Remove duplicates based on the two key columns

Hi All,
I needs to fetch unique records based on a keycolumn(ie., first column1) and also I needs to get the records which are having max value on column2 in sorted manner... and duplicates have to store in another output file.

Input :

Input.txt
1234,0,x
1234,1,y
5678,10,z
9999,10,k
5678,9,l

Desired Output:

Duplicates.txt
1234,0,x
5678,9,l

Uniqrecords.txt
1234,1,y
5678,10,z
9999,10,k

Regards,
MuniSekhar

Thanks in Advance....

Hi, what have you tried so far?

earlier i am deleting all occurences on key column1 and stored into seperate file duplicates & uniq records, for that below

sort -t\| -k1 input1.txt|awk '{
x[$1]++
y[NR] = $0
} END {
for(i=1; i<=NR; i++)
{
tmp = y
[i]split(tmp,z)
print tmp> ((x[z[1]]>1) ? "output.txt" : "output2.txt")
}
}' SUBSEP="|" FS="|"

Well you certainly had the right idea. I noticed that you are using a | as field separator for sort, while the file is comma delimited. Also you should sort on the 2nd field I think if you want to keep the latest max value. If you reverse sort then you can get the max value first so the rest can go in the duplicates bin.

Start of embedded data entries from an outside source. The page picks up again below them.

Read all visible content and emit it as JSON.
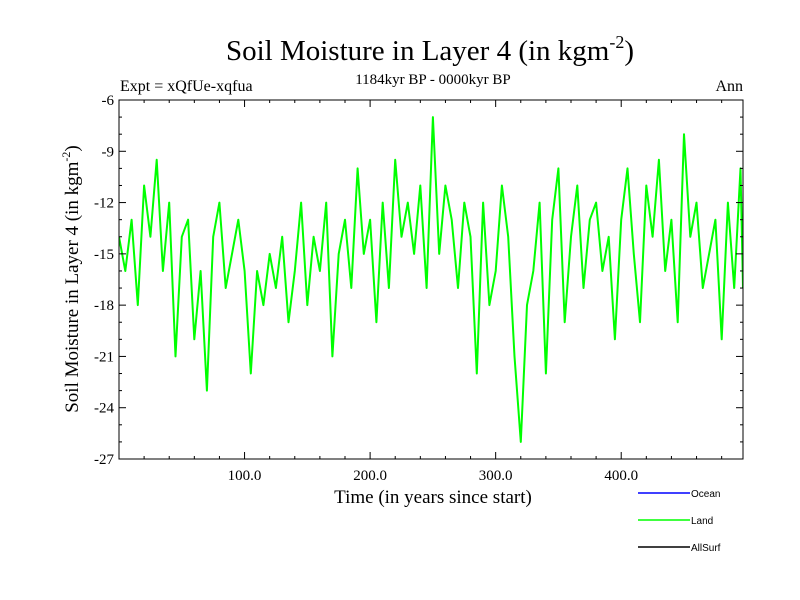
{
  "chart_data": {
    "type": "line",
    "title": "Soil Moisture in Layer 4 (in kgm",
    "title_sup": "-2",
    "title_close": ")",
    "subtitle_left": "Expt = xQfUe-xqfua",
    "subtitle_center": "1184kyr BP - 0000kyr BP",
    "subtitle_right": "Ann",
    "xlabel": "Time (in years since start)",
    "ylabel": "Soil Moisture in Layer 4 (in kgm",
    "ylabel_sup": "-2",
    "ylabel_close": ")",
    "xlim": [
      0,
      497
    ],
    "ylim": [
      -27,
      -6
    ],
    "x_ticks": [
      100,
      200,
      300,
      400
    ],
    "x_tick_labels": [
      "100.0",
      "200.0",
      "300.0",
      "400.0"
    ],
    "y_ticks": [
      -6,
      -9,
      -12,
      -15,
      -18,
      -21,
      -24,
      -27
    ],
    "y_tick_labels": [
      "-6",
      "-9",
      "-12",
      "-15",
      "-18",
      "-21",
      "-24",
      "-27"
    ],
    "legend": [
      {
        "name": "Ocean",
        "color": "#0000ff"
      },
      {
        "name": "Land",
        "color": "#00ff00"
      },
      {
        "name": "AllSurf",
        "color": "#000000"
      }
    ],
    "series": [
      {
        "name": "Land",
        "color": "#00ff00",
        "x": [
          0,
          5,
          10,
          15,
          20,
          25,
          30,
          35,
          40,
          45,
          50,
          55,
          60,
          65,
          70,
          75,
          80,
          85,
          90,
          95,
          100,
          105,
          110,
          115,
          120,
          125,
          130,
          135,
          140,
          145,
          150,
          155,
          160,
          165,
          170,
          175,
          180,
          185,
          190,
          195,
          200,
          205,
          210,
          215,
          220,
          225,
          230,
          235,
          240,
          245,
          250,
          255,
          260,
          265,
          270,
          275,
          280,
          285,
          290,
          295,
          300,
          305,
          310,
          315,
          320,
          325,
          330,
          335,
          340,
          345,
          350,
          355,
          360,
          365,
          370,
          375,
          380,
          385,
          390,
          395,
          400,
          405,
          410,
          415,
          420,
          425,
          430,
          435,
          440,
          445,
          450,
          455,
          460,
          465,
          470,
          475,
          480,
          485,
          490,
          495,
          497
        ],
        "values": [
          -14,
          -16,
          -13,
          -18,
          -11,
          -14,
          -9.5,
          -16,
          -12,
          -21,
          -14,
          -13,
          -20,
          -16,
          -23,
          -14,
          -12,
          -17,
          -15,
          -13,
          -16,
          -22,
          -16,
          -18,
          -15,
          -17,
          -14,
          -19,
          -16,
          -12,
          -18,
          -14,
          -16,
          -12,
          -21,
          -15,
          -13,
          -17,
          -10,
          -15,
          -13,
          -19,
          -12,
          -17,
          -9.5,
          -14,
          -12,
          -15,
          -11,
          -17,
          -7,
          -15,
          -11,
          -13,
          -17,
          -12,
          -14,
          -22,
          -12,
          -18,
          -16,
          -11,
          -14,
          -21,
          -26,
          -18,
          -16,
          -12,
          -22,
          -13,
          -10,
          -19,
          -14,
          -11,
          -17,
          -13,
          -12,
          -16,
          -14,
          -20,
          -13,
          -10,
          -15,
          -19,
          -11,
          -14,
          -9.5,
          -16,
          -13,
          -19,
          -8,
          -14,
          -12,
          -17,
          -15,
          -13,
          -20,
          -12,
          -17,
          -10,
          -17
        ]
      }
    ]
  }
}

For the awk part you did not use a file separator (FS) which should be set to ',' then you do not need to use the split function. SUBSEP is used for 2-dimensional arrays and is not required here.

I would suggest something like this:

sort -t, -k2,2rn input.txt |
awk -F, '{print > ((A[$1]++)?"Duplicates.txt":"Uniqrecords.txt")}'
1 Like

OMG this is a tricky nice one!
ok in awk, when i see question about duplicate, i should think using ++

... question : in awk ---> "" + 1 = 0 ????

indeed :

# sort -t, -k2rn infile
5678,10,z
9999,10,k
5678,9,l
1234,1,y
1234,0,x
# sort -t, -k2,2rn infile | nawk -F, '{print A[$1]}'





# sort -t, -k2,2rn infile | nawk -F, '{print A[$1]++}'
0
0
1
0
1
#

Not exactly. Variables are initialized as empty string, and become zero if converted to a number.
The ++ gets done after the value gets printed. Compare:

$ sort -t, -k2,2rn input.txt | nawk -F, '{print A[$1]++,A[$1]}'
0 1
0 1
1 2
0 1
1 2

and

$ sort -t, -k2,2rn input.txt | nawk -F, '{print ++A[$1]}'
1
1
2
1
2
1 Like

@Scru1Linizer

Damned ! i missunderstood (once more ...) ... Thx for clarifiying again my fuzzy brain Dude !

Just tell me when you'll be tired of my question and i will just stfu ...

:smiley:

No worries, you are eager to learn and you ask good questions. Nothing wrong with that, is there? :wink: